Best EVER Veggie Sausage Rolls
Equipment
- 1 Sauce pan / frying pan
- 1 Food processor
- 1 Large baking tray
- 1 Piping bag optional
- 1 Pastry brush
Ingredients
- 10 g Porcini mushrooms
- 100 ml Boiling water
- 1 tbsp Mild olive oil / sunflower oil
- 1 Medium Onion, chopped
- 250 g Mushrooms, sliced
- 2 each Garlic cloves, minced
- ½ tsp Vegan dijon mustard
- ½ tsp Tomato puree
- ½ tsp Vegetable bouillion powder
- 200 ml Boiling water
- 100 g Bread crumbs
- 375 g 1 pack, ready rolled, vegan puff pastry
- 30 ml Unsweetened plant milk
- 15 g Black sesame seeds
Instructions
- Heat your oven to 200°C / 400°F / Gas mark 6.
- Put the porcini mushrooms in a small bowl and cover with boiling water. Allow to stand for 20 minutes.10 g Porcini mushrooms, 100 ml Boiling water
- Put the oil and onions in a sauce pan / frying pan and sweat over a medium-high heat for 5 minutes.1 tbsp Mild olive oil / sunflower oil, 1 Medium Onion, chopped
- Add the mushrooms, along with some salt and pepper. Fry for 10 minutes, stirring regularly.250 g Mushrooms, sliced
- Add the garlic and cook for a further 2 minutes.2 each Garlic cloves, minced
- Stir in the dijon mustard, tomato puree, vegetable bouillion powder and hot water.½ tsp Vegan dijon mustard, ½ tsp Tomato puree, ½ tsp Vegetable bouillion powder, 200 ml Boiling water
- Strain the porcini mushrooms over a bowl / jug into a sieve. Reserve the mushroom liquid.
- Chop the porcini mushrooms a little and add to the pan along with 50ml of the mushroom liquid (avoiding the sediment at the bottom).
- Stir in the breadcrumbs and transfer the mixture to a food processor and blitz to your desired consistency. I like it mostly smooth with small pieces of chewy mushroom throughout.100 g Bread crumbs
- Lay the pastry flat on a work surface and cut into three equal pieces.375 g 1 pack, ready rolled, vegan puff pastry
- Turn each piece of pastry so that shorter edges are to the left and right and the longer edges are to the top and bottom.
- Put the sausage mixture into a piping bag and pipe down the length of each piece of pastry on the side that is closest to you (the bottom). Keep the mixture to that side in a straight line (it shouldn't spread more than ⅓ of the way towards the top of the pastry, this will allow you enough pastry to properly roll it up).
- Brush down the length of each piece of pastry on the top edge with the unsweetened plant milk.

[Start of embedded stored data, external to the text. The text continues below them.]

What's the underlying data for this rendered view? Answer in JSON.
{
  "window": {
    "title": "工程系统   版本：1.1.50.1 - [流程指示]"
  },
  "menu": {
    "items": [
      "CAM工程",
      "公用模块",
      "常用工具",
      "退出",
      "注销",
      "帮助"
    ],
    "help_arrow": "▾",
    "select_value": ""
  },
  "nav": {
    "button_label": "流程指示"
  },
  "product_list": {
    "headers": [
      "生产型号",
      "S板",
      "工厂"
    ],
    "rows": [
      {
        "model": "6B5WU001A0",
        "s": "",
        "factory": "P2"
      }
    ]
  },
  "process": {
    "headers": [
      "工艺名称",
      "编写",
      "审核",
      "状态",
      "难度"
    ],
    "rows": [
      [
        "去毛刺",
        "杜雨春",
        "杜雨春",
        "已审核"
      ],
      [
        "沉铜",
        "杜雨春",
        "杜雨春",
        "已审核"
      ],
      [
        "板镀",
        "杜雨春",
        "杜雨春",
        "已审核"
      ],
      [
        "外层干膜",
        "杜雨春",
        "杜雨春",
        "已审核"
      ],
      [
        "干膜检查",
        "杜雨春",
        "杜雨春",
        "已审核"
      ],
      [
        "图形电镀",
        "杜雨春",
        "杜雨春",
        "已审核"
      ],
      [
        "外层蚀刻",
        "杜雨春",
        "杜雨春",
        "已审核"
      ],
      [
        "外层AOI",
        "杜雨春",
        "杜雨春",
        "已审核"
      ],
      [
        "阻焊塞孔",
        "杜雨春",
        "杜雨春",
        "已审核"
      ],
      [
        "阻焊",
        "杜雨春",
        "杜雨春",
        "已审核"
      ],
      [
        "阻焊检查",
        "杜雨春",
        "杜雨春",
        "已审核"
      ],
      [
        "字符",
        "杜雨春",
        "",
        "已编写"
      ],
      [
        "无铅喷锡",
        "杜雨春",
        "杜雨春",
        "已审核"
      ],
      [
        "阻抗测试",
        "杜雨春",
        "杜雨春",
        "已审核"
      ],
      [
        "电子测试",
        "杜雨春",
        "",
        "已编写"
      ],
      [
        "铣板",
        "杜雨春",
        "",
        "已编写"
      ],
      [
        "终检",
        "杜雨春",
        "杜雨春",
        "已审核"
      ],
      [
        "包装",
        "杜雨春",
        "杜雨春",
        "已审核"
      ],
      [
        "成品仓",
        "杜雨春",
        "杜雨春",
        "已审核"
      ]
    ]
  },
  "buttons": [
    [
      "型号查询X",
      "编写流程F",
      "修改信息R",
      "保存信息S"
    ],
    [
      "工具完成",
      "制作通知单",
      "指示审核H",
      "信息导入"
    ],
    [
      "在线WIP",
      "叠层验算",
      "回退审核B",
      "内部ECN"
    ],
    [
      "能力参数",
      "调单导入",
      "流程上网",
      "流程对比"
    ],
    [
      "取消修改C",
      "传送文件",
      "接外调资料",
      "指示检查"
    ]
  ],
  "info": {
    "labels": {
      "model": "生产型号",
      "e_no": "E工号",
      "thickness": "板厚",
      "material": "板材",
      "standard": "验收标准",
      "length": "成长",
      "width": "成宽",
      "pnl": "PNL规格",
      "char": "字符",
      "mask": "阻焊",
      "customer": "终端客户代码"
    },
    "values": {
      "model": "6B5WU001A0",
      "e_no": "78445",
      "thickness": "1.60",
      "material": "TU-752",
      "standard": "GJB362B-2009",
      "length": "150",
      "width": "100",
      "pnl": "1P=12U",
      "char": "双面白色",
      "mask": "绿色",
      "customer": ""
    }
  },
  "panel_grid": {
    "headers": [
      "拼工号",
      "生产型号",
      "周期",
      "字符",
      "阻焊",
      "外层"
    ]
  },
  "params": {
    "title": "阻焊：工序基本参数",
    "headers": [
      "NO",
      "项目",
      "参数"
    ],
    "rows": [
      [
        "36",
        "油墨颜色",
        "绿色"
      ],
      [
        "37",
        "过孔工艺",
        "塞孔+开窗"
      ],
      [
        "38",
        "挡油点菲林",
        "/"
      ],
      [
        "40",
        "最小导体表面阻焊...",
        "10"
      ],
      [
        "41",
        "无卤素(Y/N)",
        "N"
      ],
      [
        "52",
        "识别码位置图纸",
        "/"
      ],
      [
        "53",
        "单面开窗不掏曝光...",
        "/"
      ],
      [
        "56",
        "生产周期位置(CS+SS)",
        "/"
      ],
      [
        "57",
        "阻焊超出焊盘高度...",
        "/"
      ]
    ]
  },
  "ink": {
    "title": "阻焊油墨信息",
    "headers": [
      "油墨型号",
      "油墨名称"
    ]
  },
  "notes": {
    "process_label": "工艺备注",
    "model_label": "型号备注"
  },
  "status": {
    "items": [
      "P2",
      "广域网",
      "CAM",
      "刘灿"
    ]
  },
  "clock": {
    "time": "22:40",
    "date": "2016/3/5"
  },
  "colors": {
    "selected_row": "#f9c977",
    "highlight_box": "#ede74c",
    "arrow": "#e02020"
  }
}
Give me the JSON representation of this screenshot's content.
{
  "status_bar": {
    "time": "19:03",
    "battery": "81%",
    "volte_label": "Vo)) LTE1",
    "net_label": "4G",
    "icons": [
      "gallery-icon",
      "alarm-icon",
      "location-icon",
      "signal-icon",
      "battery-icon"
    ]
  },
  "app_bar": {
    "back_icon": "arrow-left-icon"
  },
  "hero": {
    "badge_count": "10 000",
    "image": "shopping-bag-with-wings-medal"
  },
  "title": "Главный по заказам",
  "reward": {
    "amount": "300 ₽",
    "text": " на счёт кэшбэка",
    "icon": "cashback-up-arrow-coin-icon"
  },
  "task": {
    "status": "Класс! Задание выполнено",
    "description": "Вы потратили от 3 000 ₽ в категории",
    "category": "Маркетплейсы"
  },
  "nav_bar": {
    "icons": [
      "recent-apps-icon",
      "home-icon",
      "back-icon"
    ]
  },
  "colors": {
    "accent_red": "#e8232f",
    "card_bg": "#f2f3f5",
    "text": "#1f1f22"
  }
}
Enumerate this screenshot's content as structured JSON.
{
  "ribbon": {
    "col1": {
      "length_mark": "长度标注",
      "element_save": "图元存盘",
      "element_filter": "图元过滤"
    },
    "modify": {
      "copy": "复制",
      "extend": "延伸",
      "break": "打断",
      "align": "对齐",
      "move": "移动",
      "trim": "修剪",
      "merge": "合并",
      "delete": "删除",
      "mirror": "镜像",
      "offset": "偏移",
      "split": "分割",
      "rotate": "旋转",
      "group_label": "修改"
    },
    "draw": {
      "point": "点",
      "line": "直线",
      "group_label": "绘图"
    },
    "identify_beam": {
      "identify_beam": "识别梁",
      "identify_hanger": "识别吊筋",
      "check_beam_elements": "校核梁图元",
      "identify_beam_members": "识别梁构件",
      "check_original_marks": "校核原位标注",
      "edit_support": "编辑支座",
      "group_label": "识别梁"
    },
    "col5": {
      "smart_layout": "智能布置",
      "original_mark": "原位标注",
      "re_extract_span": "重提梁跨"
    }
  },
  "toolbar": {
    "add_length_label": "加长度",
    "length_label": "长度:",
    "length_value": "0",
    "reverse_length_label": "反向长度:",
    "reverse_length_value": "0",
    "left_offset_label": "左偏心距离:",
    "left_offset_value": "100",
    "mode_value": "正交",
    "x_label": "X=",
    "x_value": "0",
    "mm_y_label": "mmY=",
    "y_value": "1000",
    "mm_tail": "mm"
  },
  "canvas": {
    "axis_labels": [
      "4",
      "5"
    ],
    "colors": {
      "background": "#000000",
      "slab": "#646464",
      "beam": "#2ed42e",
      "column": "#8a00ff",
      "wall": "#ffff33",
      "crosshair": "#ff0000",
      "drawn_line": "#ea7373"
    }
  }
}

This will act as a glue when you roll the sausage rolls up.
- Carefully lift the pastry closest to you and gently but surely roll over until you have formed a large sausage roll.
- Chop off the ends so they are neat, cut each sausage roll in half and then half again and transfer to a baking sheet, allowing a little space between each sausage roll for the pastry to puff up.
- Brush each sausage roll with unsweetened plant milk and scatter sesame seeds over the top of each roll.
- Bake at the top of the over for 25 minutes or until golden brown. Serve.